Lester's second Triple-A rehab start -- on Wednesday night for the Pawtucket Red Sox in an International League game against the Indianapolis Indians -- was short-circuited because of a cramp in his left forearm.
Lester, who overcame a battle with anaplastic large cell lymphoma (a cancer that affects the lymphatic system), was removed by PawSox manager Ron Johnson after three innings. The 23-year-old was scheduled to throw approximately 90 pitches but wound up throwing only 63 (39 for strikes).
"The forearm tightened up a little bit in the third," Lester said. "Hopefully, it doesn't set me back. Hopefully, in five days I'll make another start and everything's fine. I don't know if [the cramp] was because of dehydration or what. But it was a little cramp in the forearm. I threw a pitch and it kind of tightened up. It was one of those freak things that happened.
"[Johnson] wanted to take me out. [He] didn't want to take any risks. Obviously, it's frustrating, but this is one of those things."
After Lester was removed from the game, he was examined by team physician Dr. Brian Busconi and trainer Greg Barajas.
"The doctor checked it out and said it was fine ... that it was just a cramp," Lester said. "I didn't have any tests, and I don't see any reason for them. It's in the forearm. There's nothing to be worried about in the elbow.
"Before that, I felt good. But like I said, in five days I'll make another start."

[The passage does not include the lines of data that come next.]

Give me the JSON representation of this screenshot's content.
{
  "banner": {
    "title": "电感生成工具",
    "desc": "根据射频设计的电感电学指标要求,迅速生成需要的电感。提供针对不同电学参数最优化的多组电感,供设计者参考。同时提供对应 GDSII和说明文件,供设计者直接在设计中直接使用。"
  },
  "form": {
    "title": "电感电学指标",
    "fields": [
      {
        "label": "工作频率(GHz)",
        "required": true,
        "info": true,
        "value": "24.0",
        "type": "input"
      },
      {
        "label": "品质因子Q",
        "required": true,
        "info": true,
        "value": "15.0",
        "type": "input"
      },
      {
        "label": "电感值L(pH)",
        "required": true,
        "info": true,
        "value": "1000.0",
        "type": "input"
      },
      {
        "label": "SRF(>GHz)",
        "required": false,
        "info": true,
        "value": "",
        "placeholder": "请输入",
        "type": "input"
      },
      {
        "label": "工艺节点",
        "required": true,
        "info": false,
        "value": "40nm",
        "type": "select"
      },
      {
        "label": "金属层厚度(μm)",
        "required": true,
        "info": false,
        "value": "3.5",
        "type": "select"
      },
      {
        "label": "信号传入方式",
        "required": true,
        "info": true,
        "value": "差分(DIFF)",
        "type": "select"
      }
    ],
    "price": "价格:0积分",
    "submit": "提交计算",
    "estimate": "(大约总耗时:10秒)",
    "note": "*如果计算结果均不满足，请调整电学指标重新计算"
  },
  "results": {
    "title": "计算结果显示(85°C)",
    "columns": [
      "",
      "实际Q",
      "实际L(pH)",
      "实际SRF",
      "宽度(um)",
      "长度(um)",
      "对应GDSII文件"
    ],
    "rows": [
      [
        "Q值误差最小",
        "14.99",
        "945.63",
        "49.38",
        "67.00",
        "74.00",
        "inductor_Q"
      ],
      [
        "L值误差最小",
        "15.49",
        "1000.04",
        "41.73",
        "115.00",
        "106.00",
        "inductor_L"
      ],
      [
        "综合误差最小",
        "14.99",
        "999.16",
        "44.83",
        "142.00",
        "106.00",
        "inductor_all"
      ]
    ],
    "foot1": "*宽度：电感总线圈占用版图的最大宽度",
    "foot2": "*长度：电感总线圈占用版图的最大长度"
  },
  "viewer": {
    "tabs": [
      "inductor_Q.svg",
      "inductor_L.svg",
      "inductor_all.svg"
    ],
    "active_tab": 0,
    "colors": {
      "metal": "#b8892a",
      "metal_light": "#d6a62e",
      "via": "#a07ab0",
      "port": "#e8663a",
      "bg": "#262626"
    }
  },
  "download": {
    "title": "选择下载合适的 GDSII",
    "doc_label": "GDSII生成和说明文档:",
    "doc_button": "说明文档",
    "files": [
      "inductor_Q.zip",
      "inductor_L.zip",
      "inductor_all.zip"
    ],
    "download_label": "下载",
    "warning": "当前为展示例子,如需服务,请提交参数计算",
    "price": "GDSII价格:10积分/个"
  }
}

Where Lester will make that next start is a question yet to be answered. His 30-day rehab assignment ends on May 5, at which time Boston must decide whether to activate him or leave him in the Minors, ostensibly at Pawtucket, for additional work.
"I don't know anything," Lester said. "I'll find out one of these days what the deal is going to be, but obviously this doesn't help my situation."
"We can't do it ahead of time," Boston manager Terry Francona told MLB.com on Tuesday. "Our No. 1 responsibility is to Lester and his long-term health. You can kind of read into that what you want."
Lester's pitching line on Wednesday read virtually the opposite of what it did on April 27, against Buffalo, when he tossed five innings of three-hit scoreless ball, with zero walks and six strikeouts.
Against the Indians, Lester allowed two runs (both earned) on three hits and three walks, and fanned four. He topped out at 93 mph on the McCoy Stadium radar gun and consistently hit 91 and 92.
But the first inning was an indication that his command and control weren't as sharp as they were against Buffalo. He needed 25 pitches to navigate his way through the inning as Indianapolis scored twice on two hits (including a hit-and-run double by Jose Hernandez), plus a walk and a stolen base.
"I threw too many fastballs and didn't use my offspeed pitches enough early in the game, which is usually what I try to do," Lester said. "I left a cutter up and away to Hernandez [in the first], and he hit it down the line. But stuff-wise, I was all right. All in all, I felt good until the third inning."
Lester retired the side in order in the second on 12 pitches, including a strikeout of Luis Ordaz on a nasty changeup.
Indianapolis loaded the bases with two outs in the third on a hit, two walks and a fielder's choice. But Lester escaped without allowing a run by catching Hernandez looking at a third strike.
"I'm close," said Lester. "I'm around the zone. I hate to walk three guys. I said it was probably going to be one of those nights where it was going to be a grind."
Grind or not, Lester indicated that he is optimistic about the progress he's made during three rehab starts for Class A Greenville plus two for Pawtucket.
"I'd say I'm further ahead than I thought I would be," he said. "I didn't expect things would have gone this quickly, but they have, and I'm thankful for it. Hopefully, we can take another step in five days and see where we are then."
Where Lester was in the third inning was indicative of his mindset in that he felt there was a problem and wasn't inclined to take any chances.
"When he came off the mound in the third, he said he had a little cramping in his forearm," Johnson said. "Obviously, that was an easy decision for me. You're done. This is a rehab assignment, and we want to get him right so he's prepared to go to Boston."
Mike Scandura is a contributor to MLB.com. This story was not subject to the approval of Major League Baseball or its clubs.